Look at the possibility of three twelve-hour or four ten-hour work days for potential cost savings or increased productivity.
Reduce labor costs by hiring unskilled or part-time employees for selected tasks. This will also give you more leverage when scheduling and therefore improve employee scheduling.
By using second shift and part-time help, you should be able to reduce overtime to a minimum.
Set up your wage and salary structures to take into account the effect of inflation.
By keeping merit salary increases separate from cost of living adjustments you will improve productivity and gain esprit de corps.
When dealing with unions attempt to associate the pay increases and benefits with increases in productivity.
Adjust net profits for inflation when dealing with management compensation.
Justify the need for multiple warehouse locations.
By examining and reviewing all activities and operations at your warehouses you will gain better control over inventory holding, storing and handling costs.
Improve inventory turnover by tying all of your inventory locations together into a synergistic whole. For example, instead of back-ordering an item, have it shipped from another warehouse.
Also examine seasonal and cyclical sales periods and then plan to adjust inventory levels accordingly.
Make regular quality control checks on inventory for sale.
Routinely review slow moving items and have a liquidation sale to recover cash.

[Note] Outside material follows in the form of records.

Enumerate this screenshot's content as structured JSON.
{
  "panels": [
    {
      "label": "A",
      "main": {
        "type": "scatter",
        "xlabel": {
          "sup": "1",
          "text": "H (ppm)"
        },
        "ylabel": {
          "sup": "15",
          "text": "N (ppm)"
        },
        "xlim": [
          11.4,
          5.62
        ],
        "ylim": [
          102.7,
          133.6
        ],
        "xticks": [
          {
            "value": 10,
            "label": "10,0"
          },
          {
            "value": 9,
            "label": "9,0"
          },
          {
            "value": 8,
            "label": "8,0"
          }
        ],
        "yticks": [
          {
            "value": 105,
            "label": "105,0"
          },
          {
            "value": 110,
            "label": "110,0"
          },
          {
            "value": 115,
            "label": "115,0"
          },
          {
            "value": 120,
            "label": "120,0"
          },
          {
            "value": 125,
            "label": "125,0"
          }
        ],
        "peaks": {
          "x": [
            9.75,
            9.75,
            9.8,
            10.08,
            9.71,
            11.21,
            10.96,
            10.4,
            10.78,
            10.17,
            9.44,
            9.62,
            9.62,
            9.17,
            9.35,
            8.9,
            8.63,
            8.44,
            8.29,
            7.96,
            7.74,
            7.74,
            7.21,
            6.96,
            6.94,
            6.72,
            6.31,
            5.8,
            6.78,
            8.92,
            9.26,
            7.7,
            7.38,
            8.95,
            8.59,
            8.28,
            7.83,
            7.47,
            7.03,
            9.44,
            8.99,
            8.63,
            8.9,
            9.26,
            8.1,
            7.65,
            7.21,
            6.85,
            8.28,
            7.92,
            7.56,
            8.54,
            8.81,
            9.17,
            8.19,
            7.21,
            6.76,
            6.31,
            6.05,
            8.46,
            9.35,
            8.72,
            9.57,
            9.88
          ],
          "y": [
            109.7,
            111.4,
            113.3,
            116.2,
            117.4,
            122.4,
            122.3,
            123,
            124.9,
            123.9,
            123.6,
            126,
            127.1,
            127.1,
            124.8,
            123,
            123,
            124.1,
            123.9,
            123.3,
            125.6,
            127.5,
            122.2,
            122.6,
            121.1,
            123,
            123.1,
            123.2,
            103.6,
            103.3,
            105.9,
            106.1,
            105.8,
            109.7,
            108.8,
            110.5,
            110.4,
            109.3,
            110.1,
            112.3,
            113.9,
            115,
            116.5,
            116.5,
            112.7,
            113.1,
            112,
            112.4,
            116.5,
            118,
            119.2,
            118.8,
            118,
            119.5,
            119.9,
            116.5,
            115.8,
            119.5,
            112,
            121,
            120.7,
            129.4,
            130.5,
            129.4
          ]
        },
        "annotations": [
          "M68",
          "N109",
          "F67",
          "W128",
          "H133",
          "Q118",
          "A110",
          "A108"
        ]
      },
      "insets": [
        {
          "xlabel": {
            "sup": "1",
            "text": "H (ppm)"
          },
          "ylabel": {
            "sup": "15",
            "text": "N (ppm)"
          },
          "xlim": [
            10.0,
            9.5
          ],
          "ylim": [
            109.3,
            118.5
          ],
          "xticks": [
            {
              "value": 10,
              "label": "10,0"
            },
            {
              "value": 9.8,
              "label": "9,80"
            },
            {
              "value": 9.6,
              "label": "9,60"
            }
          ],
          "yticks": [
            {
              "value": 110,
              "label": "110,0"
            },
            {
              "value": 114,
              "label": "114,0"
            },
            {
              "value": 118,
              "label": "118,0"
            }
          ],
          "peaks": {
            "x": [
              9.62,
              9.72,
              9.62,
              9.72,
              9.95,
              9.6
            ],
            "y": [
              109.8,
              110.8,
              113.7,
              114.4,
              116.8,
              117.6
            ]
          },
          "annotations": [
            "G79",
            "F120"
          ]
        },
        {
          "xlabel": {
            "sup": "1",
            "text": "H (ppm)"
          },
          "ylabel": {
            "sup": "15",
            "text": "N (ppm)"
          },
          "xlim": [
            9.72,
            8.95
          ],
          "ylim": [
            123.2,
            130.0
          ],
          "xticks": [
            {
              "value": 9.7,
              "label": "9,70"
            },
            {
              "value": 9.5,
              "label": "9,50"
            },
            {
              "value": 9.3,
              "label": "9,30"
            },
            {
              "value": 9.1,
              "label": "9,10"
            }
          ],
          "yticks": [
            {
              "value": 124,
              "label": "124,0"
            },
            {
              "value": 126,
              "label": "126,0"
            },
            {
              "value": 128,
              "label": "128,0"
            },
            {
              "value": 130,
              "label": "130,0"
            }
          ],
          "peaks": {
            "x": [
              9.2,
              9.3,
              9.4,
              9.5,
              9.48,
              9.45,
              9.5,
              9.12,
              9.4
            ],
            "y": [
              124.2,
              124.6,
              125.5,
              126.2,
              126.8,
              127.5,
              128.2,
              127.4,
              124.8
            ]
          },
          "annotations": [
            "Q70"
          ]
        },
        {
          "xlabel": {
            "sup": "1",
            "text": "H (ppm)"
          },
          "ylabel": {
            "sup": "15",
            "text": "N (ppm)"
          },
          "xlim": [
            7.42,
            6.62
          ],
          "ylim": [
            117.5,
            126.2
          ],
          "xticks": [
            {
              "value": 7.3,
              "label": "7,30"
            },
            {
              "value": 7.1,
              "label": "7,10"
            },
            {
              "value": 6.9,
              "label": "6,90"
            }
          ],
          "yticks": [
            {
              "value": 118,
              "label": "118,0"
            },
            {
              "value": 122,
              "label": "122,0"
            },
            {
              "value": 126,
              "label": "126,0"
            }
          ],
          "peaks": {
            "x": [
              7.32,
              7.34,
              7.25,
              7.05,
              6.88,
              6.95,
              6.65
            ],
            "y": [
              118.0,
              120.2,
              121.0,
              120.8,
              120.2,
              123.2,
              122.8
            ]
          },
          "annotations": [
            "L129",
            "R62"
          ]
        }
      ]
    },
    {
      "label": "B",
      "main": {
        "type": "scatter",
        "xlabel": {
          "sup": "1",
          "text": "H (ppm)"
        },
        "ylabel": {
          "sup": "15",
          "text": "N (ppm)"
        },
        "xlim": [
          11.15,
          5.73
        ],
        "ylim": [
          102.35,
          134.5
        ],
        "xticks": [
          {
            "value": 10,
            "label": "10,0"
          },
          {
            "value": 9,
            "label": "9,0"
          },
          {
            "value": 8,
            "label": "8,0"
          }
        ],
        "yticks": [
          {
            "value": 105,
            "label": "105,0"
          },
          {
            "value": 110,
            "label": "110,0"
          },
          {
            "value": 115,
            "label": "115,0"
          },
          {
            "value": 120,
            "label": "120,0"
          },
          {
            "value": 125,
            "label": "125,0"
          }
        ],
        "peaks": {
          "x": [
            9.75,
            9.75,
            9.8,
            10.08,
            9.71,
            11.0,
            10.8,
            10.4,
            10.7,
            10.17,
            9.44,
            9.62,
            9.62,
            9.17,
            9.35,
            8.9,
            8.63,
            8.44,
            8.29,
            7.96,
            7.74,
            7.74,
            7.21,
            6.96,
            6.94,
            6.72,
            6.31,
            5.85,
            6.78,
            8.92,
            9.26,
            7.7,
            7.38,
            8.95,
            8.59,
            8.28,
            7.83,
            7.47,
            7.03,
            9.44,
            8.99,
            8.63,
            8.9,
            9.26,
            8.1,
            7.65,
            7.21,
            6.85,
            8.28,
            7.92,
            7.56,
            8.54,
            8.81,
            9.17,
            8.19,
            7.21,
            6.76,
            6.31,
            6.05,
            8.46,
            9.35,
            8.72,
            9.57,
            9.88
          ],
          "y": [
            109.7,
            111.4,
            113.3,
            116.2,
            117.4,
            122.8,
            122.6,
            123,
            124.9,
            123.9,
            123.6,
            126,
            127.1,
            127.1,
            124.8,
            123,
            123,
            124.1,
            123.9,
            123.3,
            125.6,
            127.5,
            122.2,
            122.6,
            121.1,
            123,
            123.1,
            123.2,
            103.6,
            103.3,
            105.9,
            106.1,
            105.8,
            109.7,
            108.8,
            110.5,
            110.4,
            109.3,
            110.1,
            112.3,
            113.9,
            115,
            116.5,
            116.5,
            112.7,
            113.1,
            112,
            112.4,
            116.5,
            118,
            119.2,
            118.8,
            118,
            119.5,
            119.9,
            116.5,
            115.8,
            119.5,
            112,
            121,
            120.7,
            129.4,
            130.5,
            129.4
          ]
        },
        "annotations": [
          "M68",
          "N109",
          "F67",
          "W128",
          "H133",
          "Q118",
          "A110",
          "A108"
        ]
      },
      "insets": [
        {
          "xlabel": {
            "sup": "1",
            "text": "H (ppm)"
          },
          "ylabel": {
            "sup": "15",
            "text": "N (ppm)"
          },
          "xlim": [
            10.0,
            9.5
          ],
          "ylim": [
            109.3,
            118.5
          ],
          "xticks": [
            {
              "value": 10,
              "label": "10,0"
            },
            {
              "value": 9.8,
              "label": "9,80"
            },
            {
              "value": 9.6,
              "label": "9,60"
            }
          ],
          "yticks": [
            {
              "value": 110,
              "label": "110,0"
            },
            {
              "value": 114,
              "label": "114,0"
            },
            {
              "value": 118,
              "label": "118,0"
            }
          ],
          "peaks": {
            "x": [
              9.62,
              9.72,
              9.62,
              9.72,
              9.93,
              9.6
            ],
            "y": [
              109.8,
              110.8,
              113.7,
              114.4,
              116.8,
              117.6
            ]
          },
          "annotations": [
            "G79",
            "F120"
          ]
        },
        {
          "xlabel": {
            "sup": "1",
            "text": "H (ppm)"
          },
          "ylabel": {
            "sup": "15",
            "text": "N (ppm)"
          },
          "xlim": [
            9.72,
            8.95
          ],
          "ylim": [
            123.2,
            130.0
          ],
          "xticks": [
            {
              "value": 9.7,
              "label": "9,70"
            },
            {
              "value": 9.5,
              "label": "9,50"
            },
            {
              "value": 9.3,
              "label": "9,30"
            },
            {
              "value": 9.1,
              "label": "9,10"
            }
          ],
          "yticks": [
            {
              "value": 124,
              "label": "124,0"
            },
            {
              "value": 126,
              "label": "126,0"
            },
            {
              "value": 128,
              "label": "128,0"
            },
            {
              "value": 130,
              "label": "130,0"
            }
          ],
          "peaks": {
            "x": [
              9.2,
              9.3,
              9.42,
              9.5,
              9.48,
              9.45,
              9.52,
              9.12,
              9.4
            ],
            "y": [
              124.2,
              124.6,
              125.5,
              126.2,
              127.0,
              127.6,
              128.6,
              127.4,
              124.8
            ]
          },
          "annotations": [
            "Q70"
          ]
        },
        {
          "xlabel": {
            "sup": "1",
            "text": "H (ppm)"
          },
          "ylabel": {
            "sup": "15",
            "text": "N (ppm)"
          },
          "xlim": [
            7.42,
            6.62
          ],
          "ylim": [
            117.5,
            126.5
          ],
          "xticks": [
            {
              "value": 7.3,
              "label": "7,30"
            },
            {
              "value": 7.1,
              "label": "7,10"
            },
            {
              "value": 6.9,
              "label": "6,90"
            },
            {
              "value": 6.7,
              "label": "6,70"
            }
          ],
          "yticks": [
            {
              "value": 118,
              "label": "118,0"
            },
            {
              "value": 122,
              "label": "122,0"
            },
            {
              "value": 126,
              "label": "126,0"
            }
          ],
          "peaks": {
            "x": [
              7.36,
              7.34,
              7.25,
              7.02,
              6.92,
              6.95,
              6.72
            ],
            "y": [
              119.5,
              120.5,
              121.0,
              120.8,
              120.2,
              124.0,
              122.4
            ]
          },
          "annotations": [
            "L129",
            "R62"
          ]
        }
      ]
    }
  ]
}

Use accounting inventory procedures that will decrease your tax liability.
If you are planning to build multiple warehouse sites, consider those states which will save you property taxes.
House imported products in a bonded warehouse so duty is not paid until the items are used or sold.
Study your warehouse layout to see if there are ways to cut costs. Also look at transportation costs and customer delivery time.
To generate extra cash sell or lease warehouse space that is not being used.
Develop cost efficient freight handling methods and controls.
Create standard procedures to route incoming and outgoing freight.
You may want to consider hiring a firm to audit your traffic department.
Develop a procedure to invoice vendors for freight when shipments are refused.
Always keep track of freight claims for accounting control.
Use a freight broker to sell your "less than load" trailer capacity.
Make routine audits your customers' freight charges.